One of the sailors led him onboard, down a corridor, and into the salon. The 16th Arrondissement. At least that, Serebin thought. Black lacquer tables, white rattan furniture. The cushions had red tulips on a pale red background, there was lemon-colored Chinese paper on the walls. People everywhere, a mob, chattering and yammering in a dense fog of cigarette smoke and perfume.
The aristocrat who hurried toward him—he could be nothing else—wore blazer and slacks. Trim body, sleek good looks, ears tight to the head, graying hair combed back and shining with brilliantine. The Duke of Windsor, as played by Fred Astaire. “Welcome, welcome.” An iron grip. “We’re honored, really, to have you here. It must be Serebin, no? The writer? God I thought you’d be, older.” The language French, the voice low and completely at ease. “I am Della Corvo,” he said. “But Cosimo to you, of course, right?”
Serebin nodded and tried to look amiable, was a little more impressed by the whole thing than he wanted to be. His life drifted high and low, but up here he found the air a trifle thin.
“Marie-Galante!” Della Corvo called out. Then, to Serebin: “A Bulgarian freighter. Extraordinary.”
Marie-Galante broke through the edge of the crowd, a drink in each hand, a cigarette held between her lips. “You’re here!” His stunning caramel. Little black dress and pearls. She raised her face for bisoux and Serebin kissed each cheek in a cloud of Shalimar.

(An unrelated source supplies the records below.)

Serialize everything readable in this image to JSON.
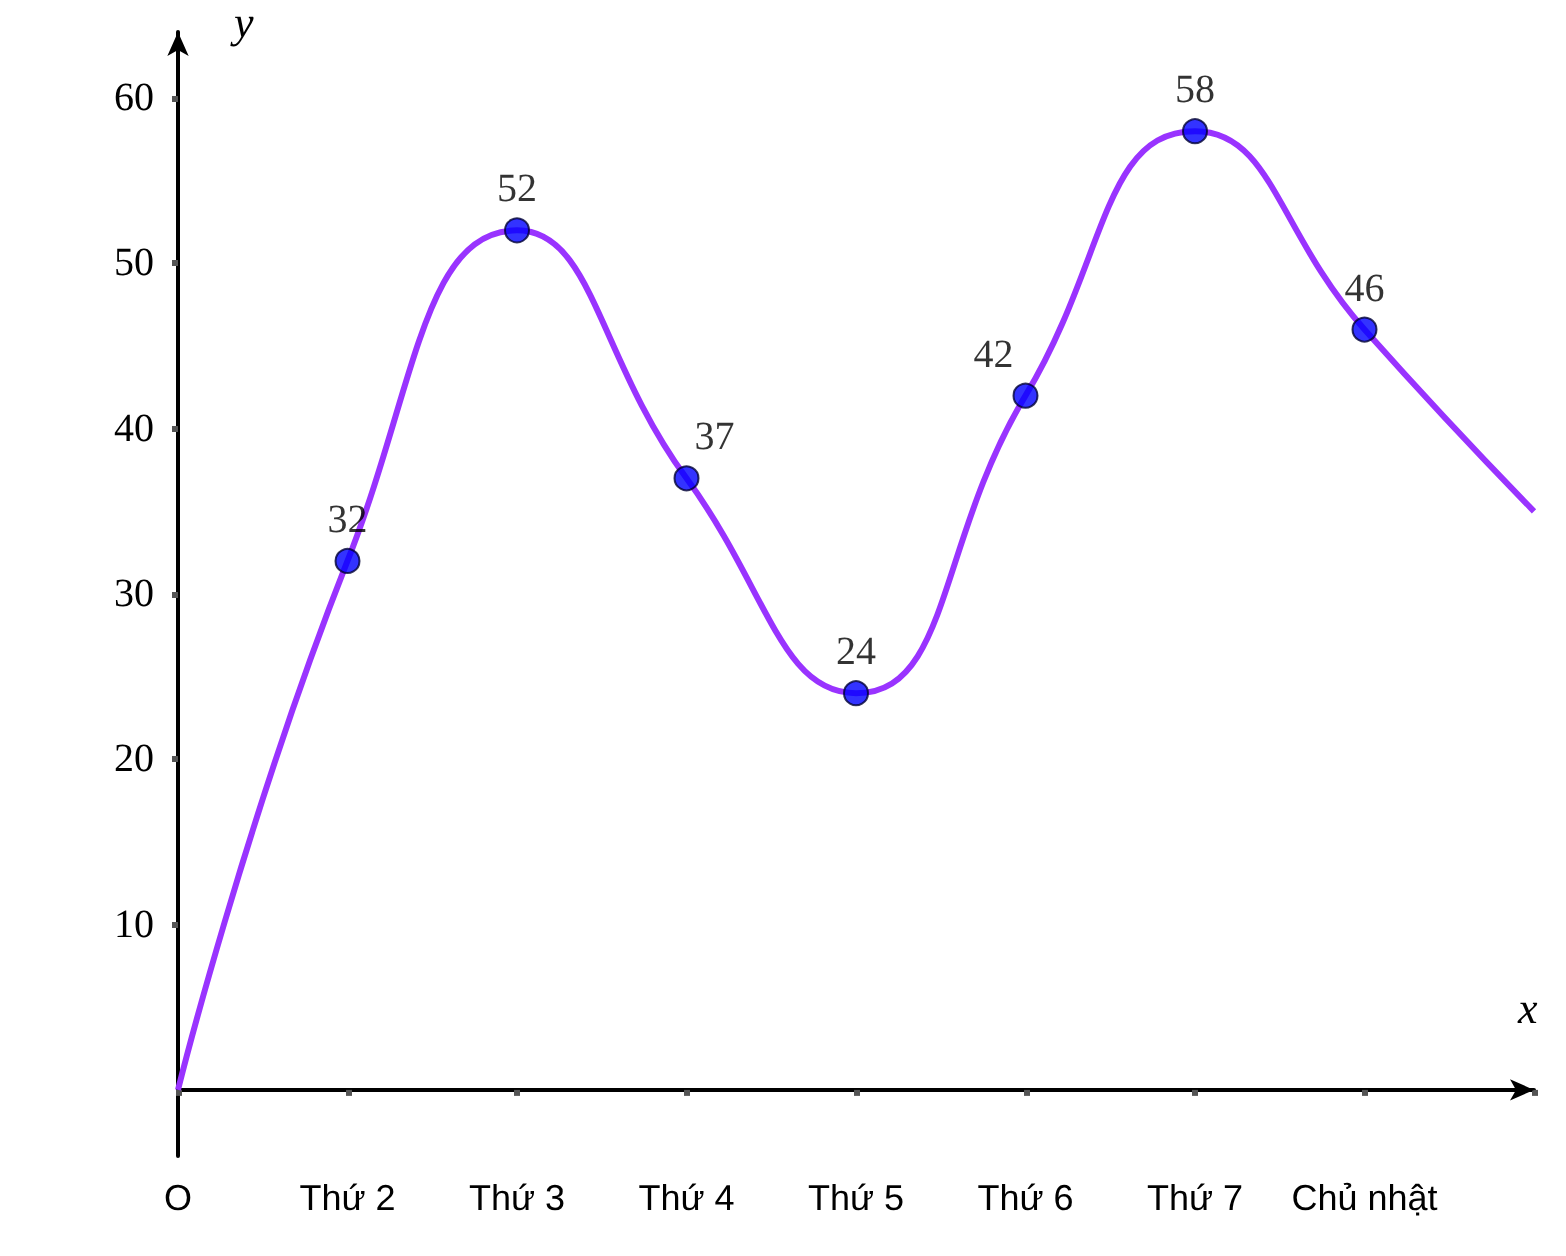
{
  "chart_data": {
    "type": "line",
    "xlabel": "x",
    "ylabel": "y",
    "ylim": [
      -4,
      64
    ],
    "categories": [
      "O",
      "Thứ 2",
      "Thứ 3",
      "Thứ 4",
      "Thứ 5",
      "Thứ 6",
      "Thứ 7",
      "Chủ nhật",
      null
    ],
    "yticks": [
      10,
      20,
      30,
      40,
      50,
      60
    ],
    "series": [
      {
        "color": "#9933ff",
        "marker": "none",
        "values": [
          0,
          32,
          52,
          37,
          24,
          42,
          58,
          46,
          35
        ]
      },
      {
        "type": "scatter",
        "color": "#0000ff",
        "marker": "circle",
        "values": [
          null,
          32,
          52,
          37,
          24,
          42,
          58,
          46,
          null
        ],
        "value_labels": [
          null,
          "32",
          "52",
          "37",
          "24",
          "42",
          "58",
          "46",
          null
        ]
      }
    ]
  }
}
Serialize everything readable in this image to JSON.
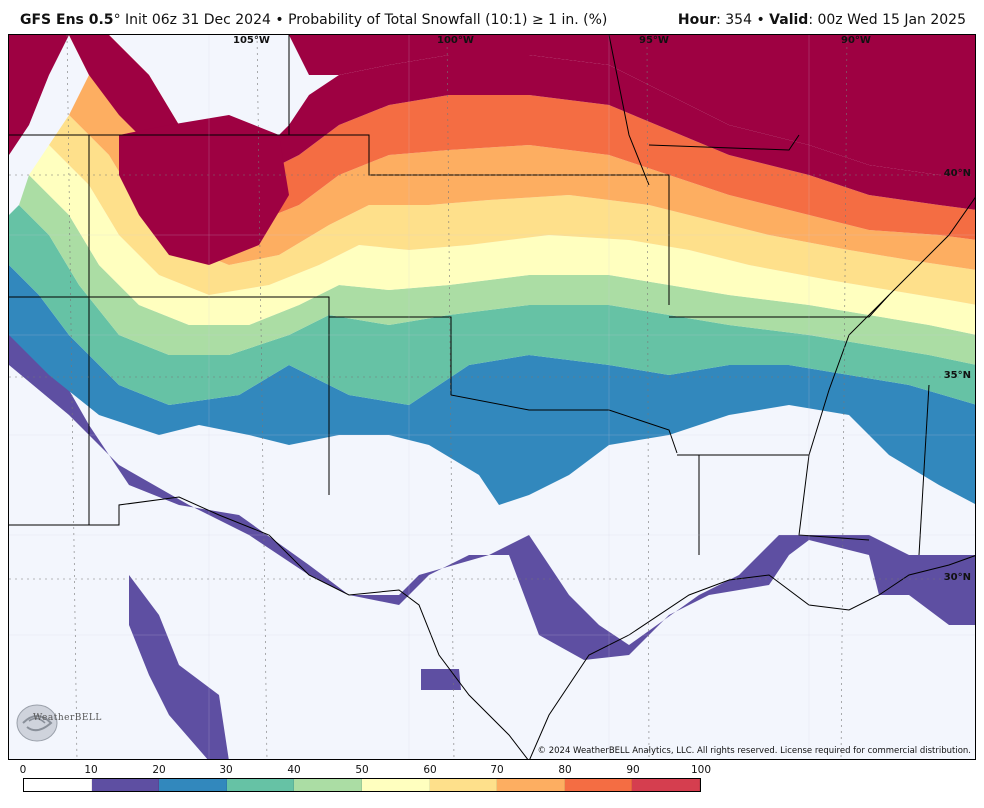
{
  "header": {
    "model": "GFS Ens 0.5",
    "degree": "°",
    "init": " Init 06z 31 Dec 2024",
    "sep1": " • ",
    "product": "Probability of Total Snowfall (10:1) ≥ 1 in. (%)",
    "hour_label": "Hour",
    "hour_value": ": 354",
    "sep2": " • ",
    "valid_label": "Valid",
    "valid_value": ": 00z Wed 15 Jan 2025"
  },
  "map": {
    "longitude_labels": [
      "105°W",
      "100°W",
      "95°W",
      "90°W"
    ],
    "latitude_labels": [
      "40°N",
      "35°N",
      "30°N"
    ],
    "copyright": "© 2024 WeatherBELL Analytics, LLC. All rights reserved. License required for commercial distribution.",
    "logo_text": "WeatherBELL",
    "logo_icon": "weatherbell-swirl-icon"
  },
  "legend": {
    "ticks": [
      "0",
      "10",
      "20",
      "30",
      "40",
      "50",
      "60",
      "70",
      "80",
      "90",
      "100"
    ],
    "colors": [
      "#ffffff",
      "#5e4fa2",
      "#3288bd",
      "#66c2a5",
      "#abdda4",
      "#ffffbf",
      "#fee08b",
      "#fdae61",
      "#f46d43",
      "#d53e4f",
      "#9e0142"
    ]
  }
}
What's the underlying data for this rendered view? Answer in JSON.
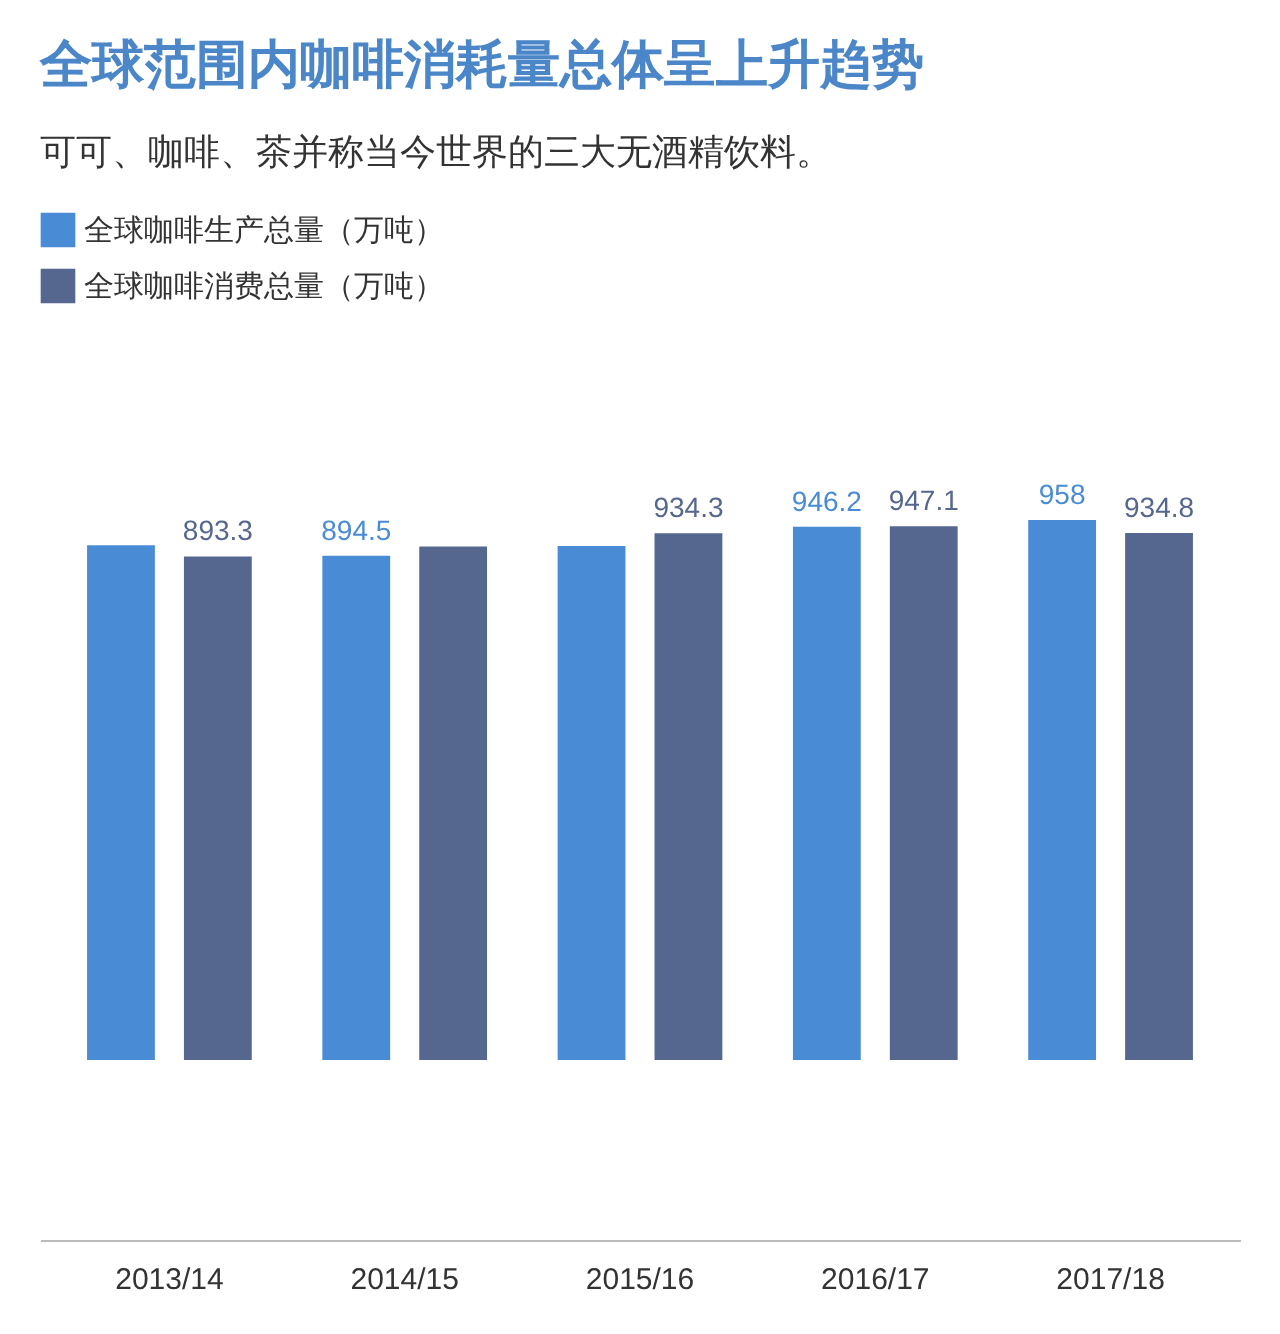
{
  "chart_data": {
    "type": "bar",
    "title": "全球范围内咖啡消耗量总体呈上升趋势",
    "subtitle": "可可、咖啡、茶并称当今世界的三大无酒精饮料。",
    "categories": [
      "2013/14",
      "2014/15",
      "2015/16",
      "2016/17",
      "2017/18"
    ],
    "legend": "top left",
    "tick_labels": "x",
    "series": [
      {
        "name": "全球咖啡生产总量（万吨）",
        "color": "#4a8bd6",
        "values": [
          913,
          894.5,
          912,
          946.2,
          958
        ],
        "value_labels": [
          null,
          "894.5",
          null,
          "946.2",
          "958"
        ]
      },
      {
        "name": "全球咖啡消费总量（万吨）",
        "color": "#55668f",
        "values": [
          893.3,
          911,
          934.3,
          947.1,
          934.8
        ],
        "value_labels": [
          "893.3",
          null,
          "934.3",
          "947.1",
          "934.8"
        ]
      }
    ]
  }
}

“We’re having Negronis,” she said, handing Serebin a glass.
Campari and gin, Serebin knew, and lethal.
“You’ll take him around?” Della Corvo said.
Marie-Galante slipped a hand under his arm and held him lightly.
“We must talk,” Della Corvo said to Serebin. “All this...” A charming shrug and a smile—he’d invited all these people, now, here they were. Then he disappeared into the crowd.